Abiola Aborishade is currently busy with two-a-days. He would like to do so on the field, but for now, he puts in his work off the field.
Since April 21, Aborishade has been showing up at Gillette Stadium in Foxborough around 5:45 a.m. every weekday. He arms himself with a poster board, displaying such terms as "talented," "hardworking" and "won't disappoint." Around 7 a.m., he darts over to Enterprise Rent-A-Car in Norwood, seven miles away, for his day job. When his shift ends at 1 p.m., Aborishade returns to the Patriots' facilities to continue his campaign.
Aborishade simply wants a tryout with his local team. The coaches have mostly ignored him for a month. In a recent interview with MassLive, Aborishade points out Belichick arriving at the facility, as the coach carries on like Aborishade has not been camping outside the stadium for over a month.
Aborishade played wide receiver at Division III UMass-Dartmouth. In 2014, he set the school record for receptions in a season with 84. He persuaded Brown University coaches to include him in their Pro Day, but no NFL teams offered free agent contracts.
"There are a lot of talented people out there who haven't been discovered yet, and that's because they haven't separated themselves from everyone else," Aborishade told MassLive. "You have to put yourself out there — literally put yourself out there."

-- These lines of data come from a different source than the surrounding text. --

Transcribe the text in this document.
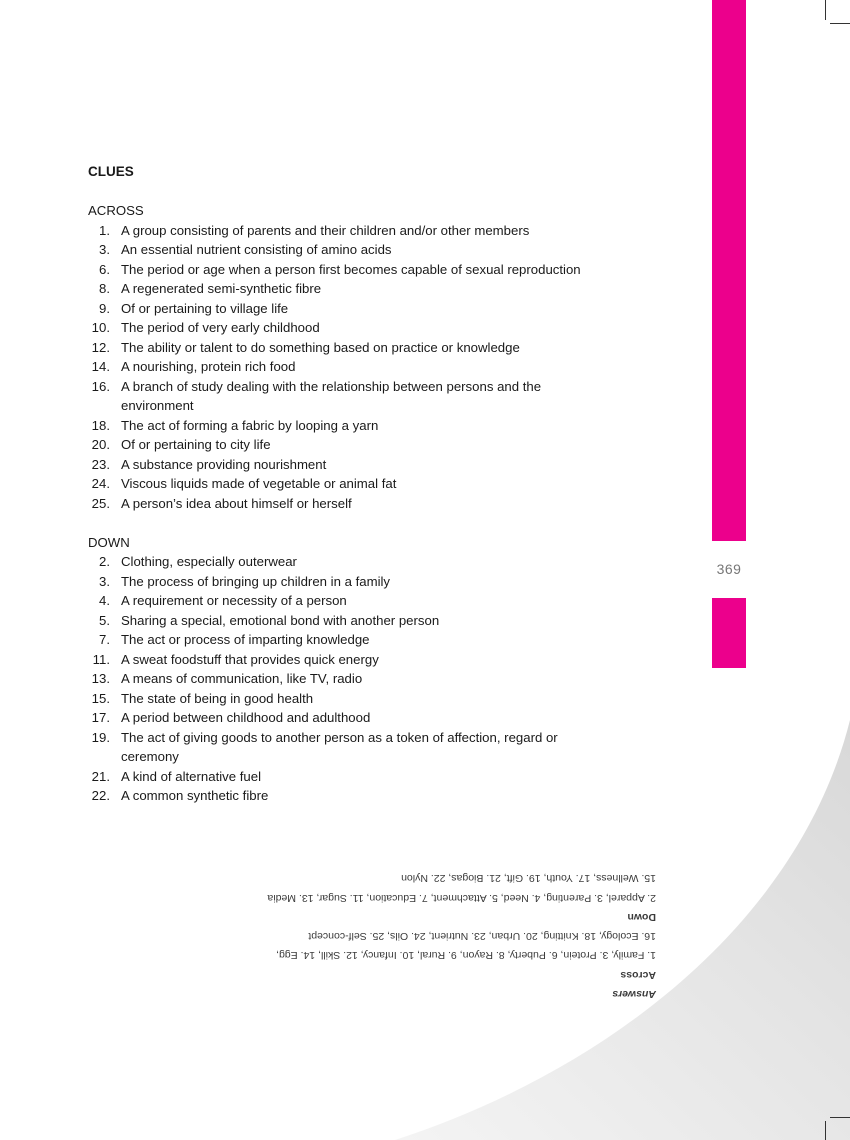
369
CLUES
ACROSS
1. A group consisting of parents and their children and/or other members
3. An essential nutrient consisting of amino acids
6. The period or age when a person first becomes capable of sexual reproduction
8. A regenerated semi-synthetic fibre
9. Of or pertaining to village life
10. The period of very early childhood
12. The ability or talent to do something based on practice or knowledge
14. A nourishing, protein rich food
16. A branch of study dealing with the relationship between persons and the environment
18. The act of forming a fabric by looping a yarn
20. Of or pertaining to city life
23. A substance providing nourishment
24. Viscous liquids made of vegetable or animal fat
25. A person’s idea about himself or herself
DOWN
2. Clothing, especially outerwear
3. The process of bringing up children in a family
4. A requirement or necessity of a person
5. Sharing a special, emotional bond with another person
7. The act or process of imparting knowledge
11. A sweat foodstuff that provides quick energy
13. A means of communication, like TV, radio
15. The state of being in good health
17. A period between childhood and adulthood
19. The act of giving goods to another person as a token of affection, regard or ceremony
21. A kind of alternative fuel
22. A common synthetic fibre
Answers
Across
1. Family, 3. Protein, 6. Puberty, 8. Rayon, 9. Rural, 10. Infancy, 12. Skill, 14. Egg,
16. Ecology, 18. Knitting, 20. Urban, 23. Nutrient, 24. Oils, 25. Self-concept
Down
2. Apparel, 3. Parenting, 4. Need, 5. Attachment, 7. Education, 11. Sugar, 13. Media
15. Wellness, 17. Youth, 19. Gift, 21. Biogas, 22. Nylon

Aborishade was inspired by Joe Anderson, a former NFL wide receiver, who, while unemployed in 2015, began a similar poster board campaign outside of Houston's NRG Stadium. The Texarkana, Texas, native was signed to the Jets' practice squad soon after.
Likewise, Shiloh Keo tweeted at Broncos defensive coordinator Wade Phillips during his free agency (he previously played for Phillips with the Texans). Phillips responded and later, the Broncos picked up Keo. He recovered the game-clinching onside kick in the AFC Championship Game and won a Super Bowl ring.

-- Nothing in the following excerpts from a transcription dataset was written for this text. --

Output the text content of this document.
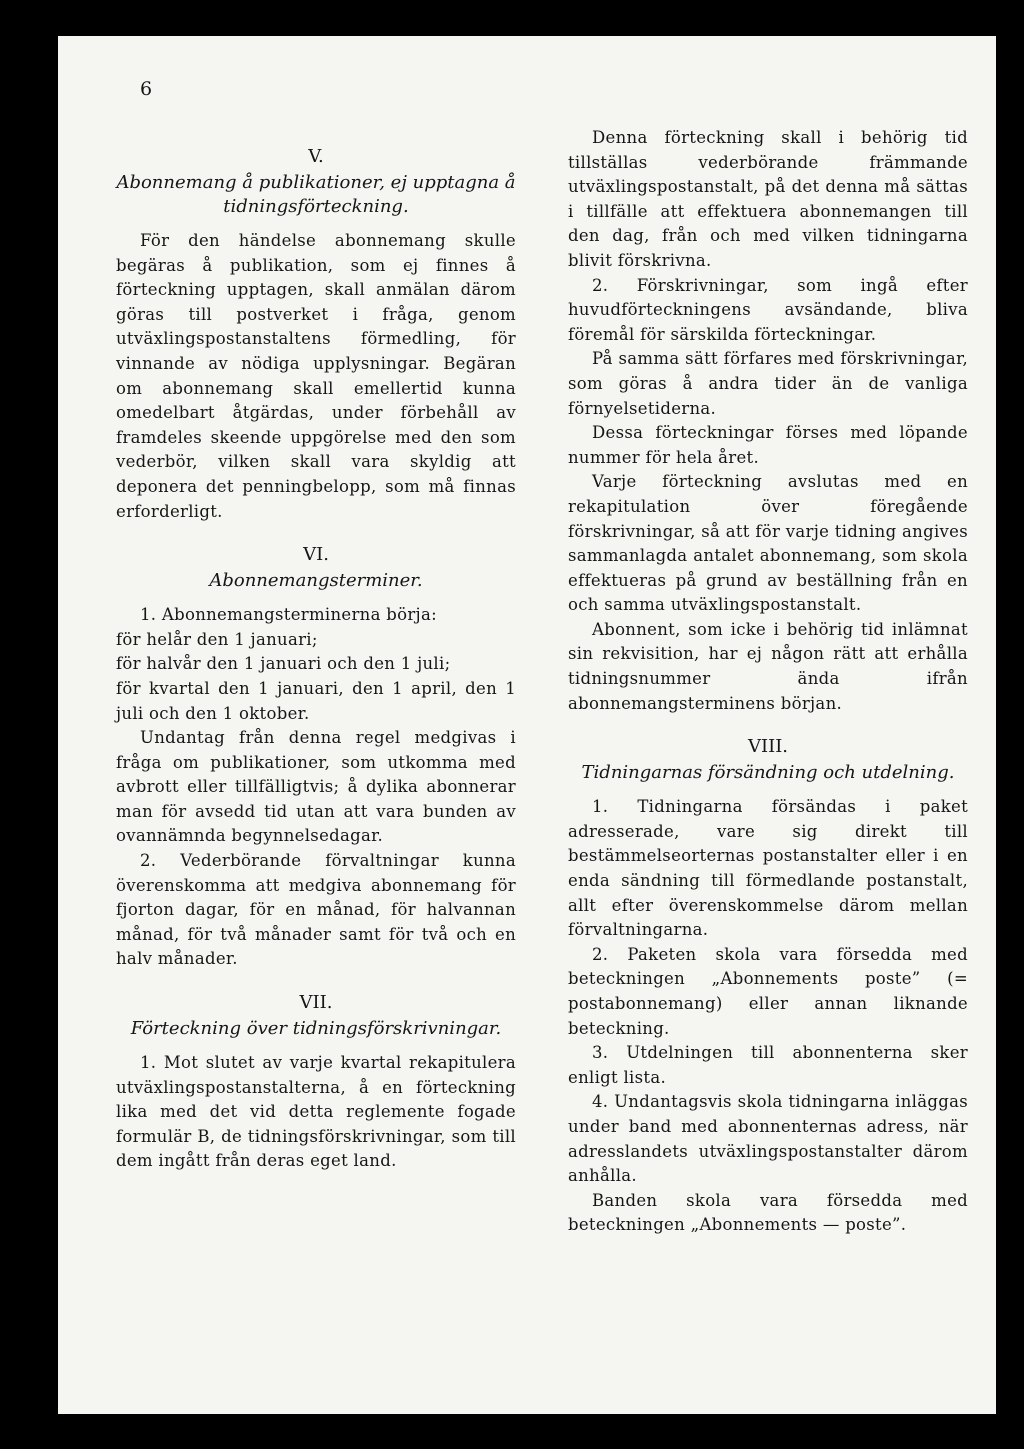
6
V.
Abonnemang å publikationer, ej upptagna å tidningsförteckning.

För den händelse abonnemang skulle begäras å publikation, som ej finnes å förteckning upptagen, skall anmälan därom göras till postverket i fråga, genom utväxlingspostanstaltens förmedling, för vinnande av nödiga upplysningar. Begäran om abonnemang skall emellertid kunna omedelbart åtgärdas, under förbehåll av framdeles skeende uppgörelse med den som vederbör, vilken skall vara skyldig att deponera det penningbelopp, som må finnas erforderligt.

VI.
Abonnemangsterminer.

1. Abonnemangsterminerna börja:

för helår den 1 januari;

för halvår den 1 januari och den 1 juli;

för kvartal den 1 januari, den 1 april, den 1 juli och den 1 oktober.

Undantag från denna regel medgivas i fråga om publikationer, som utkomma med avbrott eller tillfälligtvis; å dylika abonnerar man för avsedd tid utan att vara bunden av ovannämnda begynnelsedagar.

2. Vederbörande förvaltningar kunna överenskomma att medgiva abonnemang för fjorton dagar, för en månad, för halvannan månad, för två månader samt för två och en halv månader.

VII.
Förteckning över tidningsförskrivningar.

1. Mot slutet av varje kvartal rekapitulera utväxlingspostanstalterna, å en förteckning lika med det vid detta reglemente fogade formulär B, de tidningsförskrivningar, som till dem ingått från deras eget land.

Denna förteckning skall i behörig tid tillställas vederbörande främmande utväxlingspostanstalt, på det denna må sättas i tillfälle att effektuera abonnemangen till den dag, från och med vilken tidningarna blivit förskrivna.

2. Förskrivningar, som ingå efter huvudförteckningens avsändande, bliva föremål för särskilda förteckningar.

På samma sätt förfares med förskrivningar, som göras å andra tider än de vanliga förnyelsetiderna.

Dessa förteckningar förses med löpande nummer för hela året.

Varje förteckning avslutas med en rekapitulation över föregående förskrivningar, så att för varje tidning angives sammanlagda antalet abonnemang, som skola effektueras på grund av beställning från en och samma utväxlingspostanstalt.

Abonnent, som icke i behörig tid inlämnat sin rekvisition, har ej någon rätt att erhålla tidningsnummer ända ifrån abonnemangsterminens början.

VIII.
Tidningarnas försändning och utdelning.

1. Tidningarna försändas i paket adresserade, vare sig direkt till bestämmelseorternas postanstalter eller i en enda sändning till förmedlande postanstalt, allt efter överenskommelse därom mellan förvaltningarna.

2. Paketen skola vara försedda med beteckningen „Abonnements poste” (= postabonnemang) eller annan liknande beteckning.

3. Utdelningen till abonnenterna sker enligt lista.

4. Undantagsvis skola tidningarna inläggas under band med abonnenternas adress, när adresslandets utväxlingspostanstalter därom anhålla.

Banden skola vara försedda med beteckningen „Abonnements — poste”.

— masslivenews (@masslivenews) May 24, 2016
Aborishade is a different case, as he has never even been on the NFL's radar. But he does believe he has NFL-level skills.
Aborishade is against making excuses, but he has an argument for why his potential has been masked. During his senior year at Attleboro High School, the team ran the ball 75.5 percent of offensive plays. On top of that, when Aborishade and his mother immigrated from Nigeria during his childhood, Aborishade scored so high in a placement test, he skipped fourth grade. He was just 16 years old and 170 pounds during his senior year of high school.

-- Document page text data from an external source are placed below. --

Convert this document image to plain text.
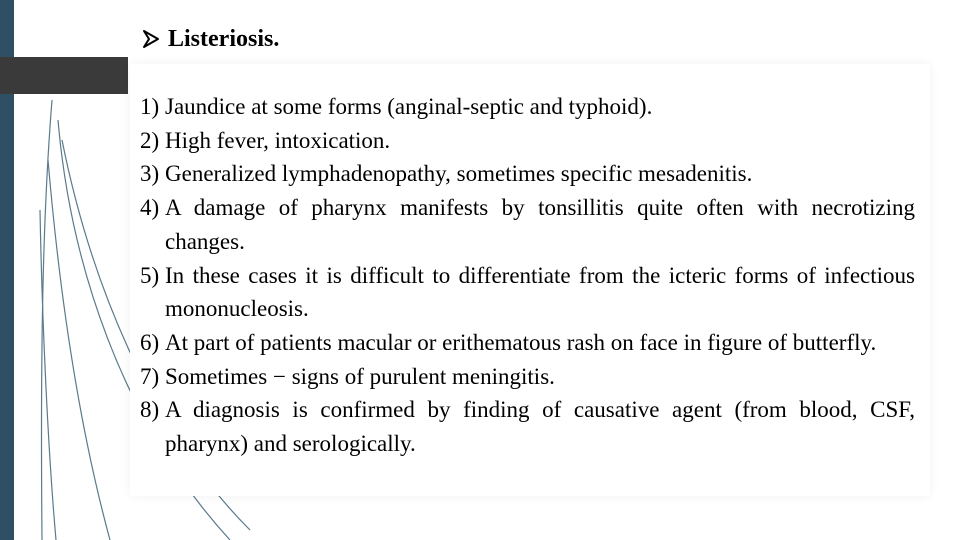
Listeriosis.
1) Jaundice at some forms (anginal-septic and typhoid).
2) High fever, intoxication.
3) Generalized lymphadenopathy, sometimes specific mesadenitis.
4) A damage of pharynx manifests by tonsillitis quite often with necrotizing changes.
5) In these cases it is difficult to differentiate from the icteric forms of infectious mononucleosis.
6) At part of patients macular or erithematous rash on face in figure of butterfly.
7) Sometimes − signs of purulent meningitis.
8) A diagnosis is confirmed by finding of causative agent (from blood, CSF, pharynx) and serologically.
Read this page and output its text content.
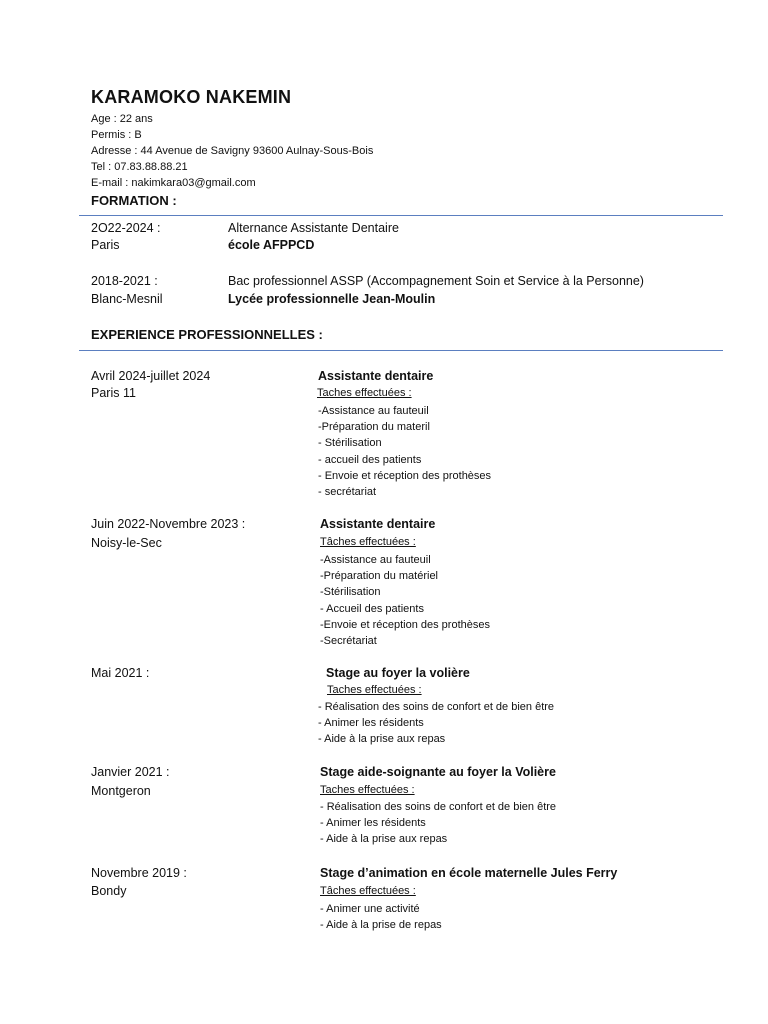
KARAMOKO NAKEMIN
Age : 22 ans
Permis : B
Adresse : 44 Avenue de Savigny 93600 Aulnay-Sous-Bois
Tel : 07.83.88.88.21
E-mail : nakimkara03@gmail.com
FORMATION :
2O22-2024 :
Paris
Alternance Assistante Dentaire
école AFPPCD
2018-2021 :
Blanc-Mesnil
Bac professionnel ASSP (Accompagnement Soin et Service à la Personne)
Lycée professionnelle Jean-Moulin
EXPERIENCE PROFESSIONNELLES :
Avril 2024-juillet 2024
Paris 11
Assistante dentaire
Taches effectuées :
-Assistance au fauteuil
-Préparation du materil
- Stérilisation
- accueil des patients
- Envoie et réception des prothèses
- secrétariat
Juin 2022-Novembre 2023 :
Noisy-le-Sec
Assistante dentaire
Tâches effectuées :
-Assistance au fauteuil
-Préparation du matériel
-Stérilisation
- Accueil des patients
-Envoie et réception des prothèses
-Secrétariat
Mai 2021 :	Stage au foyer la volière
Taches effectuées :
- Réalisation des soins de confort et de bien être
- Animer les résidents
- Aide à la prise aux repas
Janvier 2021 :
Montgeron
Stage aide-soignante au foyer la Volière
Taches effectuées :
- Réalisation des soins de confort et de bien être
- Animer les résidents
- Aide à la prise aux repas
Novembre 2019 :
Bondy
Stage d’animation en école maternelle Jules Ferry
Tâches effectuées :
- Animer une activité
- Aide à la prise de repas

Aborishade did not play football during his first two years of high school -- when he hit his growth spurt -- but joined the team in his third year of college. He added an extra semester of classes just to play a third season. With his political science degree intact and student loans to pay off, Aborishade made his first true adult decision, opting not to pay to come back for a fourth season.
In the real world, Aborishade's NFL dream would not die. Sure, he hasn't taken the orthodox path, but all he wants is one shot. He thinks he has an NFL skillset -- at wide receiver and special teams -- and until someone proves to him otherwise, Aborishade will keep trying to court New England into opening its doors to him.
Some players have recognized Aborishade's drive. He says Matthew Slater and James Develin give him a wave when they drive past, and Jordan Richards, Rob Ninkovich and Malcolm Butler have all exchanged words with Aborishade. Butler even took Aborishade's story to Facebook.
The only barrier left to break is Belichick, who is no stranger to overlooked talent. And taking on Aborishade could maybe inflate some of the Patriots' reeling reputation.